Darden Restaurant, Under Pressure, Revises Plan to Slash Hours
December 7, 2012 8:34 am
Ducking the increased cost of Obamacare by reducing the number of full-time employees is both bad PR and bad business, it appears. The Darden restaurant group (Red Lobster, Olive Garden), that made headlines with plans to test cutting full-time employees to avoid insuring them or paying fees, announced plans to jettison the program after a wave of bad publicity and worker dissatisfaction impacted earnings projections.
The Huffington Post reported on the backlash and company reaction:
After Darden’s tests were reported in October, the company received a flood of feedback from customers through its website, on Facebook and in restaurants, said Bob McAdam, who heads government affairs and community relations for Darden. Additionally, he said that internal surveys showed both employee and customer satisfaction declined at restaurants where the tests were in place.

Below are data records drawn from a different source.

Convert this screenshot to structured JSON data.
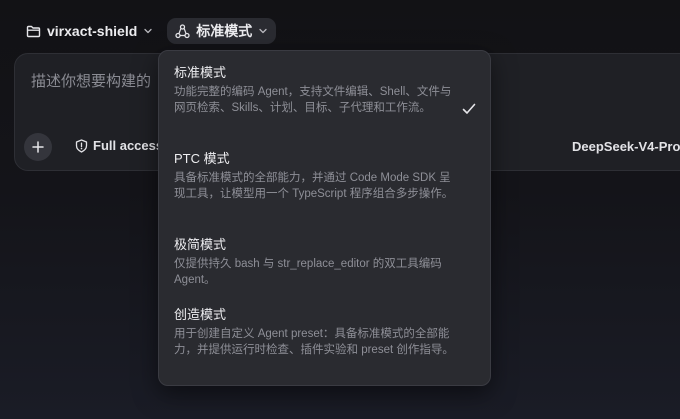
{
  "topbar": {
    "project_name": "virxact-shield",
    "mode_label": "标准模式"
  },
  "composer": {
    "placeholder": "描述你想要构建的",
    "access_label": "Full access",
    "model_label": "DeepSeek-V4-Pro"
  },
  "menu": {
    "items": [
      {
        "title": "标准模式",
        "desc": "功能完整的编码 Agent，支持文件编辑、Shell、文件与网页检索、Skills、计划、目标、子代理和工作流。",
        "selected": true
      },
      {
        "title": "PTC 模式",
        "desc": "具备标准模式的全部能力，并通过 Code Mode SDK 呈现工具，让模型用一个 TypeScript 程序组合多步操作。",
        "selected": false
      },
      {
        "title": "极简模式",
        "desc": "仅提供持久 bash 与 str_replace_editor 的双工具编码 Agent。",
        "selected": false
      },
      {
        "title": "创造模式",
        "desc": "用于创建自定义 Agent preset：具备标准模式的全部能力，并提供运行时检查、插件实验和 preset 创作指导。",
        "selected": false
      }
    ]
  },
  "colors": {
    "background": "#141419",
    "card": "#1f2025",
    "menu": "#2a2b30",
    "text_primary": "#ededf0",
    "text_secondary": "#8e8f97"
  }
}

“What that taught us is that our restaurants perform better when we have full-time hourly employees involved,” he said.
Darden is now saying that its 45,000 full-time employees — just one quarter of the company’s 180,000 strong workforce — will not have their hours cut, and will have access to benefits. In this case, it seems that public outcry and obvious worker dissatisfaction have produced results, but the Darden Restaurant Group is at the forefront of anti-worker policy. They have consistently lobbied to keep the tipped minimum wage at $2.83, and are the focus of a number of class action lawsuits alleging wage theft and discrimination.
There are other options for those who wish to eat out without a side of worker suppression. The Restaurant Opportunities Center just released its 2013 Diner’s Guide (also available as a free iPhone or iPad app). The national guide promotes restaurants that offer higher minimum wages ($5 for tipped employees, $9 for non-tipped employees), paid sick days and real opportunities for advancement.